Perché poche ore prima Trump aveva scritto sul suo social Truth: “Che sta succedendo in Corea del sud? Sembra una purga o una rivoluzione. Non possiamo fare affari lì”, e poi davanti ai media aveva accusato il governo della Corea del sud di condurre “raid contro le chiese” e di compiere “cose molto gravi”. Davanti a Lee ha raddrizzato il tiro: “Ne parleremo dopo”, minimizzando: “Sono voci che circolano dall’intelligence”. Il problema è che il cortocircuito Maga ha la sua perfetta nemesi in Corea del sud: Trump si riferiva probabilmente alla lunga e dolorosa inchiesta contro l’ormai ex presidente Yoon Suk-yeol e la first lady Kim Keon-hee, accusati di colpo di stato, quest’ultima in particolare, secondo gli investigatori, forse aiutata dal suo sciamano personale e da alcuni contatti con la Chiesa dell’Unificazione. Lee è stato eletto neanche tre mesi fa dopo il caos della legge marziale invocata dall’ex presidente, ma Yoon e i suoi sostenitori sono quelli più vicini ai trumpiani americani, e alla Chiesa dell’Unificazione alle cui convention Trump è spesso ospite. Lee invece è l’uomo che vuole il riavvicinamento con la Corea del nord, che faceva comizi contro la Nato e che non si fida abbastanza dell’America: non a caso ieri, in contemporanea con il suo viaggio in America, una delegazione del governo di Seul è volata a Pechino, per consegnare al leader cinese Xi Jinping una lettera personale “sul futuro delle relazioni tra Corea del sud e Cina”, e a un invito al prossimo vertice Apec che si terrà nella città sudcoreana di Gyeongju. Ieri Trump non ha escluso la sua partecipazione al vertice il 31 ottobre prossimo, e sembra che possa essere la location per un primo incontro fra il presidente americano e Xi Jinping.

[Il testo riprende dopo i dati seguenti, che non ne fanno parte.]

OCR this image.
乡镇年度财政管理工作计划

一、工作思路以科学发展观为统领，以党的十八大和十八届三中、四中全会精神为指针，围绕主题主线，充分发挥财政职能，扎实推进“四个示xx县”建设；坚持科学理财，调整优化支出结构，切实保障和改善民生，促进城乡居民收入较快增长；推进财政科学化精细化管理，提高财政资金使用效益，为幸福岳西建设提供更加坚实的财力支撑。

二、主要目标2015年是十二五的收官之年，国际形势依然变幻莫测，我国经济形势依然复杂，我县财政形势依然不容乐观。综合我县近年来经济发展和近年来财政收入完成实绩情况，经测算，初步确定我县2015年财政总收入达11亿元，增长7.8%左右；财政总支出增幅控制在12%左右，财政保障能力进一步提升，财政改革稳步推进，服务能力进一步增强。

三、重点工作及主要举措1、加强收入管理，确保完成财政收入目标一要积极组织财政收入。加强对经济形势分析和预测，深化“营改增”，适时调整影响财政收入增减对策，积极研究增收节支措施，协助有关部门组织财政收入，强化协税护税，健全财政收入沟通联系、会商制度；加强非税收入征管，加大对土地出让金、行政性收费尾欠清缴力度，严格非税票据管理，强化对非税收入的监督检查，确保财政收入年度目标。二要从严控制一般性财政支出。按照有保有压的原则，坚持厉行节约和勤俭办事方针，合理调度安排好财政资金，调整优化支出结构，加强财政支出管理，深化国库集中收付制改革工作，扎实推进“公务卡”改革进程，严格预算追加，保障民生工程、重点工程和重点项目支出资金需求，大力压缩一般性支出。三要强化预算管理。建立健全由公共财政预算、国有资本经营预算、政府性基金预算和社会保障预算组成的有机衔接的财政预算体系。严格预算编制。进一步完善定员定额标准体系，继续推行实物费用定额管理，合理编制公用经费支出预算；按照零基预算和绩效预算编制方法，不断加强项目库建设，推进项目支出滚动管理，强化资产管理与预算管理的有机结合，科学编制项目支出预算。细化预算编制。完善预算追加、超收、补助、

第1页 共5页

La Corea del sud è un alleato strategico fondamentale per l’America, anche in chiave di contenimento della Cina, alla pari del Giappone. L’ex presidente Joe Biden aveva lavorato a lungo per rafforzare l’alleanza e il coordinamento fra le potenze dell’Asia orientale, e Trump ieri ha detto che sta faticando a riportarli al tavolo. Prima di volare a Washington, Lee ha compiuto una visita di cortesia a Tokyo – sorprendendo molti, viste le sue posizioni anti-giapponesi – ma con il chiaro intento di scegliere il male minore, aprendo a una politica estera più flessibile, anche e non necessariamente legata all’America.